January 20, 2007
LABOR MAKES THE ROPE WITH WHICH CAPITALISM WILL HANG IT:
Labor Groups, Business Seek Immigration Law Overhaul (Krissah Williams, 1/20/07, Washington Post)
Pressure has been building on employers and labor as the Immigration and Customs Enforcement agency becomes more active. Last month, its agents raided Swift & Co., a participant in a government pilot program that runs Social Security numbers through a federal database. The raids sent hundreds of undocumented immigrants to detention centers and jolted business groups."It proved that the current system doesn't work . . . and is failing everybody," R. Bruce Josten, executive vice president of the chamber, said during a conference call Thursday.
Business groups paint a dire picture of a U.S. economy without the country's estimated 12 million illegal immigrants. The National Restaurant Association says jobs in food service are growing one and a half times as fast as the U.S. labor force. And the construction industry needs 250,000 new workers per year to replace its aging workforce, according to Associated Builders and Contractors.

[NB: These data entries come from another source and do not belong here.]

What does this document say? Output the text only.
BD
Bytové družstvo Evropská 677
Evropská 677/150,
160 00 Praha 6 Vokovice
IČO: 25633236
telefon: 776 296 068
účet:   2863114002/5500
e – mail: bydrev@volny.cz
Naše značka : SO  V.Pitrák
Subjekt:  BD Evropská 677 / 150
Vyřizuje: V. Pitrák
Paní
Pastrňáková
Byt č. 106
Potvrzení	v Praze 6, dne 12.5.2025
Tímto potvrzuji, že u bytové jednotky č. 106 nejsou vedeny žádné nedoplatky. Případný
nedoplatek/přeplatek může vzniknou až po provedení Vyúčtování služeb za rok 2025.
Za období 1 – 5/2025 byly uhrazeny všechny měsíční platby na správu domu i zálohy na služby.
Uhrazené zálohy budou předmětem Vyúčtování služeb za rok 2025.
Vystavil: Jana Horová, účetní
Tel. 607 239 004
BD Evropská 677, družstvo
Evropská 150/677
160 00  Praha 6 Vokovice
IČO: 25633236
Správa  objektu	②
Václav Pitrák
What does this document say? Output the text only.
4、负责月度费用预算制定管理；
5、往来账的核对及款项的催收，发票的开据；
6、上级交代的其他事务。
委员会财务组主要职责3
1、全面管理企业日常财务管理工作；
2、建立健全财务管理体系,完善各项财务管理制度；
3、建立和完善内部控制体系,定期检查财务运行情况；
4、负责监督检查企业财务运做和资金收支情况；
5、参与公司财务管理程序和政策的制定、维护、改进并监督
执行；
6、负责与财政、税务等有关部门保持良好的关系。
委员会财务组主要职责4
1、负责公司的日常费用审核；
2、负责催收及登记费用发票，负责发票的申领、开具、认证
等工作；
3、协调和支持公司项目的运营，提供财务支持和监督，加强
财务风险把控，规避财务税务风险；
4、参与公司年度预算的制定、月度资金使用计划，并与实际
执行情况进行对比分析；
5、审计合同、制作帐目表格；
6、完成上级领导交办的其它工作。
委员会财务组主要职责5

Proponents of a plan to legalize undocumented workers say this year offers an important window. President Bush and the Democratic-controlled Congress have called immigration reform a priority, and the coalition considers a Senate bill last year that provided a path to citizenship for undocumented workers a blueprint for the policy. That legislation stalled in November when the House and Senate could not hash out a compromise.
The table is now set, said Cecilia Muñoz, vice president of the National Council of La Raza, a Latino civil rights group. "Over the course of the last year the policy ideas have really come into focus."
To hold the marriage of business and labor and right- and left-leaning politics together, the coalition's ideal bill would include both a path to citizenship for illegal immigrants already here and more visas for temporary workers, said Douglas G. Rivlin, spokesman for the National Immigration Forum, which is a member of the alliance.
Posted by Orrin Judd at January 20, 2007 9:20 AM
I'm still amazed that the AFL-CIO, who still blather on about "the working man", isn't learning Spanish. I guess they only care about "the little guy" when he makes $30/hr at GM in a job he inherited from his grandfather.